I want to join two streams (json) coming from a Kafka producer. The code works if I filter the data. But it seems not working when I join them. I want to print to the console the joined stream but nothing appears. This is my code

import java.util.Properties 
import org.apache.flink.streaming.api.scala._
import org.apache.flink.streaming.connectors.kafka.FlinkKafkaConsumer010
import org.apache.flink.streaming.util.serialization.SimpleStringSchema
import org.json4s._
import org.json4s.native.JsonMethods
import org.apache.flink.streaming.api.windowing.assigners.TumblingEventTimeWindows
import org.apache.flink.streaming.api.windowing.time.Time

object App {

def main(args : Array[String]) {

case class Data(location: String, timestamp: Long, measurement: Int, unit: String, accuracy: Double)
case class Sensor(sensor_name: String, start_date: String, end_date: String, data_schema: Array[String], data: Data, stt: Stt)


case class Datas(location: String, timestamp: Long, measurement: Int, unit: String, accuracy: Double)
case class Sensor2(sensor_name: String, start_date: String, end_date: String, data_schema: Array[String], data: Datas, stt: Stt)


val properties = new Properties();
    properties.setProperty("bootstrap.servers", "0.0.0.0:9092");
    properties.setProperty("group.id", "test");

    val env = StreamExecutionEnvironment.getExecutionEnvironment
    val consumer1 = new FlinkKafkaConsumer010[String]("topics1", new SimpleStringSchema(), properties)
   val stream1 = env
   .addSource(consumer1)

   val consumer2 = new FlinkKafkaConsumer010[String]("topics2", new SimpleStringSchema(), properties)
   val stream2 = env
   .addSource(consumer2)

   val s1 = stream1.map { x => {
     implicit val formats = DefaultFormats
     JsonMethods.parse(x).extract[Sensor]
     }
   }
   val s2 = stream2.map { x => {
     implicit val formats = DefaultFormats
     JsonMethods.parse(x).extract[Sensor2]
     }
   }

  val s1t = s1.assignAscendingTimestamps { x => x.data.timestamp }
  val s2t = s2.assignAscendingTimestamps { x => x.data.timestamp }

  val j1pre = s1t.join(s2t)
              .where(_.data.unit)
              .equalTo(_.data.unit)
              .window(TumblingEventTimeWindows.of(Time.seconds(2L)))
              .apply((g, s) => (s.sensor_name, g.sensor_name, s.data.measurement))
   env.execute()

}

}

I think the problem is on the assignment of the timestamp. I think that the assignAscendingTimestamp on the two sources is not the right function.
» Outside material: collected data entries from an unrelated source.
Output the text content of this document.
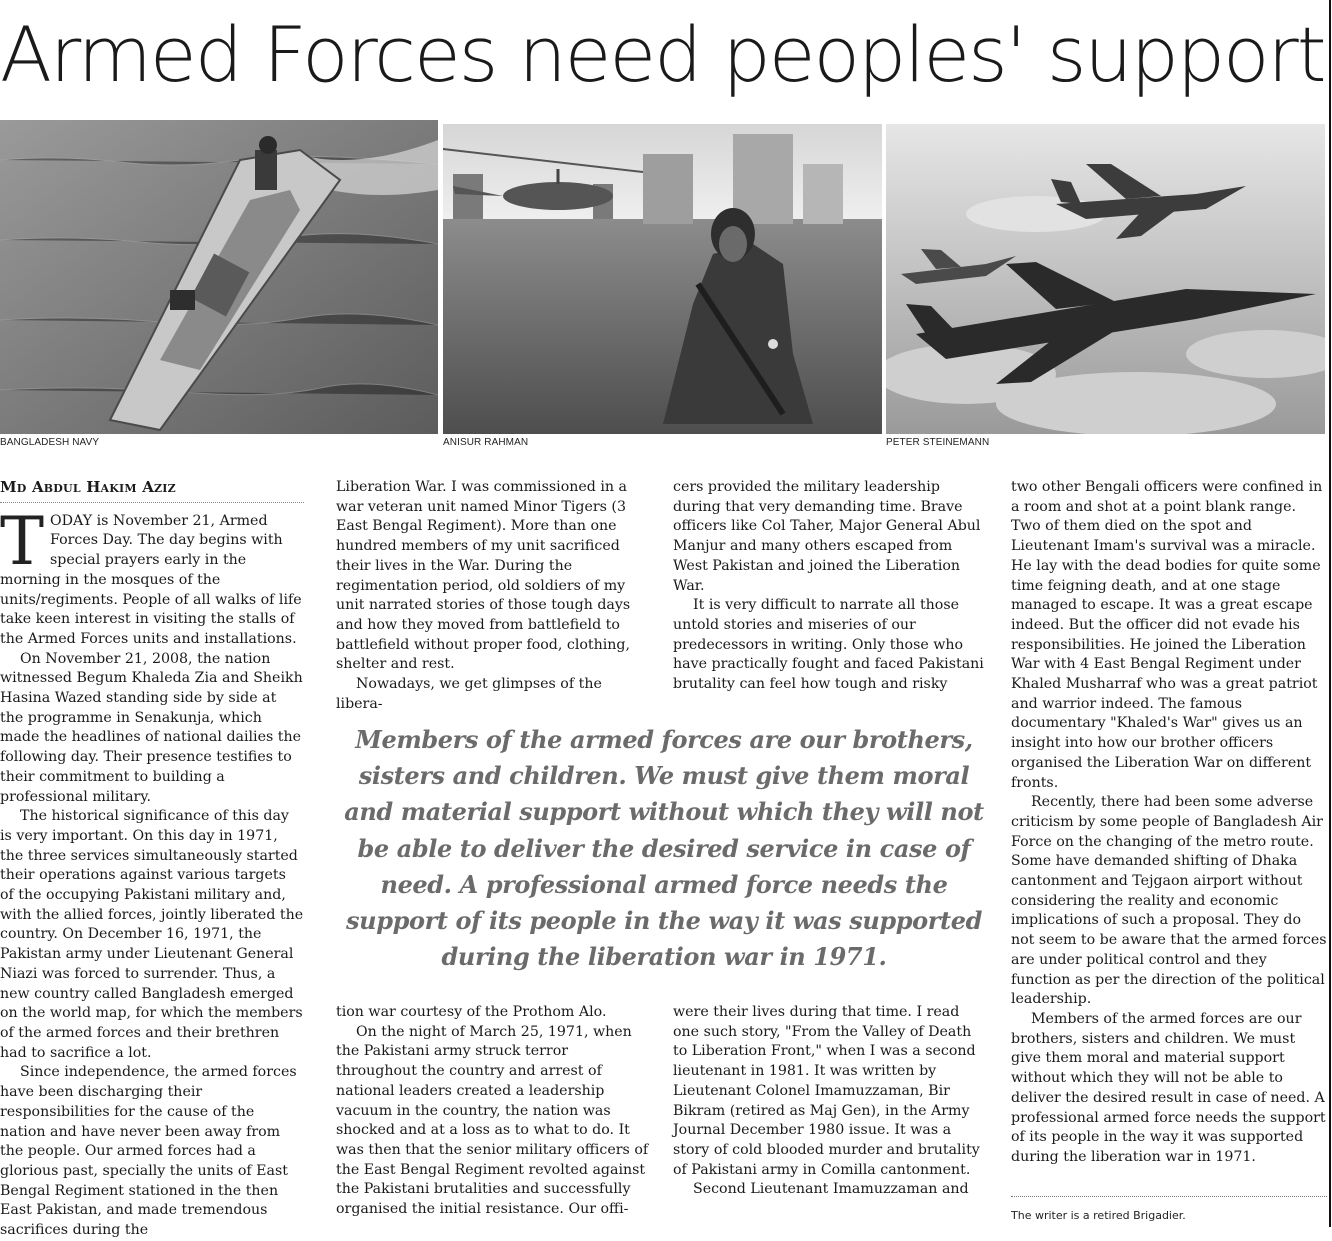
Armed Forces need peoples' support
BANGLADESH NAVY	ANISUR RAHMAN	PETER STEINEMANN
Md Abdul Hakim Aziz

TODAY is November 21, Armed Forces Day. The day begins with special prayers early in the morning in the mosques of the units/regiments. People of all walks of life take keen interest in visiting the stalls of the Armed Forces units and installations.

On November 21, 2008, the nation witnessed Begum Khaleda Zia and Sheikh Hasina Wazed standing side by side at the programme in Senakunja, which made the headlines of national dailies the following day. Their presence testifies to their commitment to building a professional military.

The historical significance of this day is very important. On this day in 1971, the three services simultaneously started their operations against various targets of the occupying Pakistani military and, with the allied forces, jointly liberated the country. On December 16, 1971, the Pakistan army under Lieutenant General Niazi was forced to surrender. Thus, a new country called Bangladesh emerged on the world map, for which the members of the armed forces and their brethren had to sacrifice a lot.

Since independence, the armed forces have been discharging their responsibilities for the cause of the nation and have never been away from the people. Our armed forces had a glorious past, specially the units of East Bengal Regiment stationed in the then East Pakistan, and made tremendous sacrifices during the

Liberation War. I was commissioned in a war veteran unit named Minor Tigers (3 East Bengal Regiment). More than one hundred members of my unit sacrificed their lives in the War. During the regimentation period, old soldiers of my unit narrated stories of those tough days and how they moved from battlefield to battlefield without proper food, clothing, shelter and rest.

Nowadays, we get glimpses of the libera-

cers provided the military leadership during that very demanding time. Brave officers like Col Taher, Major General Abul Manjur and many others escaped from West Pakistan and joined the Liberation War.

It is very difficult to narrate all those untold stories and miseries of our predecessors in writing. Only those who have practically fought and faced Pakistani brutality can feel how tough and risky

Members of the armed forces are our brothers, sisters and children. We must give them moral and material support without which they will not be able to deliver the desired service in case of need. A professional armed force needs the support of its people in the way it was supported during the liberation war in 1971.

tion war courtesy of the Prothom Alo.

On the night of March 25, 1971, when the Pakistani army struck terror throughout the country and arrest of national leaders created a leadership vacuum in the country, the nation was shocked and at a loss as to what to do. It was then that the senior military officers of the East Bengal Regiment revolted against the Pakistani brutalities and successfully organised the initial resistance. Our offi-

were their lives during that time. I read one such story, "From the Valley of Death to Liberation Front," when I was a second lieutenant in 1981. It was written by Lieutenant Colonel Imamuzzaman, Bir Bikram (retired as Maj Gen), in the Army Journal December 1980 issue. It was a story of cold blooded murder and brutality of Pakistani army in Comilla cantonment.

Second Lieutenant Imamuzzaman and

two other Bengali officers were confined in a room and shot at a point blank range. Two of them died on the spot and Lieutenant Imam's survival was a miracle. He lay with the dead bodies for quite some time feigning death, and at one stage managed to escape. It was a great escape indeed. But the officer did not evade his responsibilities. He joined the Liberation War with 4 East Bengal Regiment under Khaled Musharraf who was a great patriot and warrior indeed. The famous documentary "Khaled's War" gives us an insight into how our brother officers organised the Liberation War on different fronts.

Recently, there had been some adverse criticism by some people of Bangladesh Air Force on the changing of the metro route. Some have demanded shifting of Dhaka cantonment and Tejgaon airport without considering the reality and economic implications of such a proposal. They do not seem to be aware that the armed forces are under political control and they function as per the direction of the political leadership.

Members of the armed forces are our brothers, sisters and children. We must give them moral and material support without which they will not be able to deliver the desired result in case of need. A professional armed force needs the support of its people in the way it was supported during the liberation war in 1971.

The writer is a retired Brigadier.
The json produced by the kafka producer has a field data.timestamp that should be assigned as the timestamp. But I don't know how to manage that.

I also thought that i should have to give a time window batch (as in spark) to the incoming tuples. But I'm not sure this is the right solution.


Solution

  • I think your code needs just some minor adjustments. First of all as you want to work in EventTime you should set appropriate TimeCharacteristic

    env.setStreamTimeCharacteristic(TimeCharacteristic.EventTime);
    

    Also your code that you pasted is missing a sink for the stream. If you want to print to console you should:

    j1pre.print
    

    The rest of your code seems fine.